A spokesman for UDC said: “The application is a valid one and under planning legislation we are obliged to determine it.”

Kemi Badenoch said: “I have had a large number of conversations with constituents, parish councils and district councillors about this issue, so I am aware of the strength of feeling. Therefore, it makes sense for our community to have a strong say on such a significant matter through locally elected officials.

“Uttlesford District Council are much better placed to consider local issues than a central government department with no ties to the area. Allowing this to happen would be surrendering any element of control or influence over what happens in our community.

“I am very surprised that R4U are pushing for this option. They claim to be the party of local residents, but are advocating for residents to lose their influence. When tough decisions need to be made, R4U prefer to pass the buck and bypass local decision makers.

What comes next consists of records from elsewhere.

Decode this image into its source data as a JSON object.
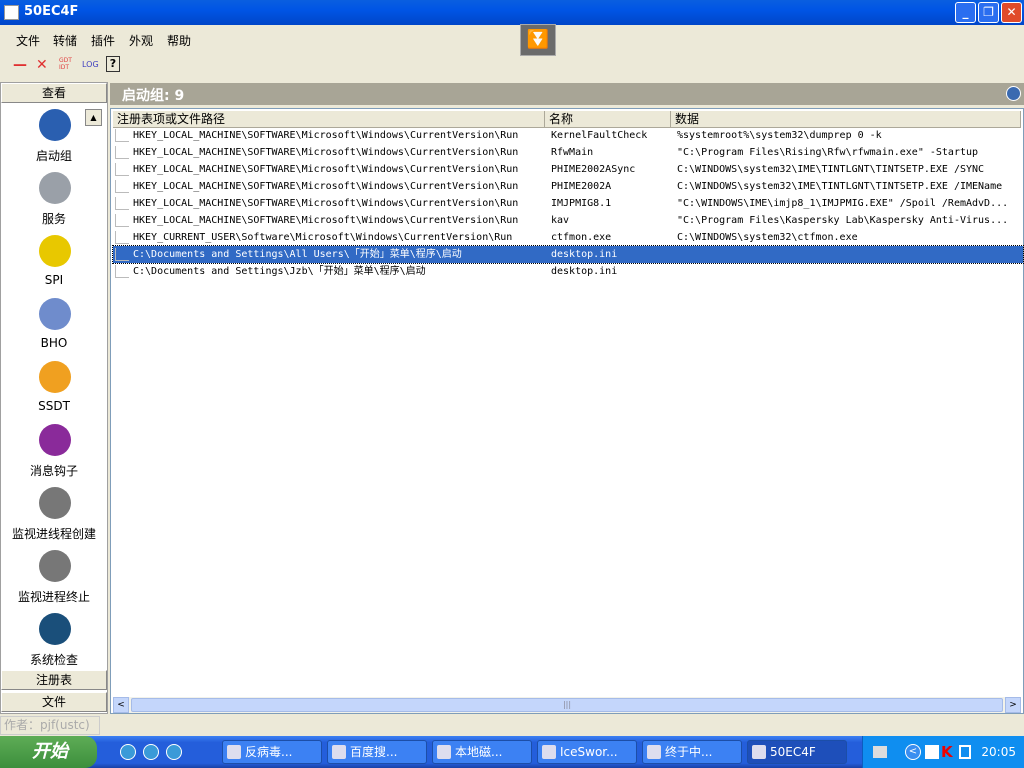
{
  "window": {
    "title": "50EC4F"
  },
  "menu": [
    "文件",
    "转储",
    "插件",
    "外观",
    "帮助"
  ],
  "toolbar": {
    "minus": "—",
    "delete": "✕",
    "gdt_idt": "GDT IDT",
    "log": "LOG",
    "help": "?"
  },
  "sidebar": {
    "header": "查看",
    "items": [
      {
        "label": "启动组",
        "icon": "startup-globe-icon",
        "color": "#2a5fb0"
      },
      {
        "label": "服务",
        "icon": "computer-icon",
        "color": "#9aa0a8"
      },
      {
        "label": "SPI",
        "icon": "warning-icon",
        "color": "#e8c800"
      },
      {
        "label": "BHO",
        "icon": "folder-globe-icon",
        "color": "#6f8ccc"
      },
      {
        "label": "SSDT",
        "icon": "bell-icon",
        "color": "#f0a020"
      },
      {
        "label": "消息钩子",
        "icon": "hook-icon",
        "color": "#8a2a9a"
      },
      {
        "label": "监视进线程创建",
        "icon": "monitor-create-icon",
        "color": "#777"
      },
      {
        "label": "监视进程终止",
        "icon": "monitor-terminate-icon",
        "color": "#777"
      },
      {
        "label": "系统检查",
        "icon": "system-check-icon",
        "color": "#1a4f7a"
      }
    ],
    "footer": [
      "注册表",
      "文件"
    ]
  },
  "main": {
    "title": "启动组: 9",
    "columns": [
      "注册表项或文件路径",
      "名称",
      "数据"
    ],
    "rows": [
      [
        "HKEY_LOCAL_MACHINE\\SOFTWARE\\Microsoft\\Windows\\CurrentVersion\\Run",
        "KernelFaultCheck",
        "%systemroot%\\system32\\dumprep 0 -k"
      ],
      [
        "HKEY_LOCAL_MACHINE\\SOFTWARE\\Microsoft\\Windows\\CurrentVersion\\Run",
        "RfwMain",
        "\"C:\\Program Files\\Rising\\Rfw\\rfwmain.exe\" -Startup"
      ],
      [
        "HKEY_LOCAL_MACHINE\\SOFTWARE\\Microsoft\\Windows\\CurrentVersion\\Run",
        "PHIME2002ASync",
        "C:\\WINDOWS\\system32\\IME\\TINTLGNT\\TINTSETP.EXE /SYNC"
      ],
      [
        "HKEY_LOCAL_MACHINE\\SOFTWARE\\Microsoft\\Windows\\CurrentVersion\\Run",
        "PHIME2002A",
        "C:\\WINDOWS\\system32\\IME\\TINTLGNT\\TINTSETP.EXE /IMEName"
      ],
      [
        "HKEY_LOCAL_MACHINE\\SOFTWARE\\Microsoft\\Windows\\CurrentVersion\\Run",
        "IMJPMIG8.1",
        "\"C:\\WINDOWS\\IME\\imjp8_1\\IMJPMIG.EXE\" /Spoil /RemAdvD..."
      ],
      [
        "HKEY_LOCAL_MACHINE\\SOFTWARE\\Microsoft\\Windows\\CurrentVersion\\Run",
        "kav",
        "\"C:\\Program Files\\Kaspersky Lab\\Kaspersky Anti-Virus..."
      ],
      [
        "HKEY_CURRENT_USER\\Software\\Microsoft\\Windows\\CurrentVersion\\Run",
        "ctfmon.exe",
        "C:\\WINDOWS\\system32\\ctfmon.exe"
      ],
      [
        "C:\\Documents and Settings\\All Users\\「开始」菜单\\程序\\启动",
        "desktop.ini",
        ""
      ],
      [
        "C:\\Documents and Settings\\Jzb\\「开始」菜单\\程序\\启动",
        "desktop.ini",
        ""
      ]
    ],
    "selected_row": 7
  },
  "status": "作者：pjf(ustc)",
  "taskbar": {
    "start": "开始",
    "tasks": [
      "反病毒...",
      "百度搜...",
      "本地磁...",
      "IceSwor...",
      "终于中...",
      "50EC4F"
    ],
    "active_task": 5,
    "clock": "20:05"
  }
}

“It is important to remember that with a new runway at Heathrow not due for many years, the only spare airport capacity across the South East is at Stansted. The airport is a strategic asset to the country, so this decision is far more likely to be approved at national level.

“However, as the Member of Parliament, I want to see the best possible outcome for constituents.

“I am committed to localism, and will consult with the Secretary of State, leader of Uttlesford District Council and others to review the likelihood and effectiveness of a public enquiry.

“In the meantime, I am pleased to hear the period of public consultation has been extended to April 30.”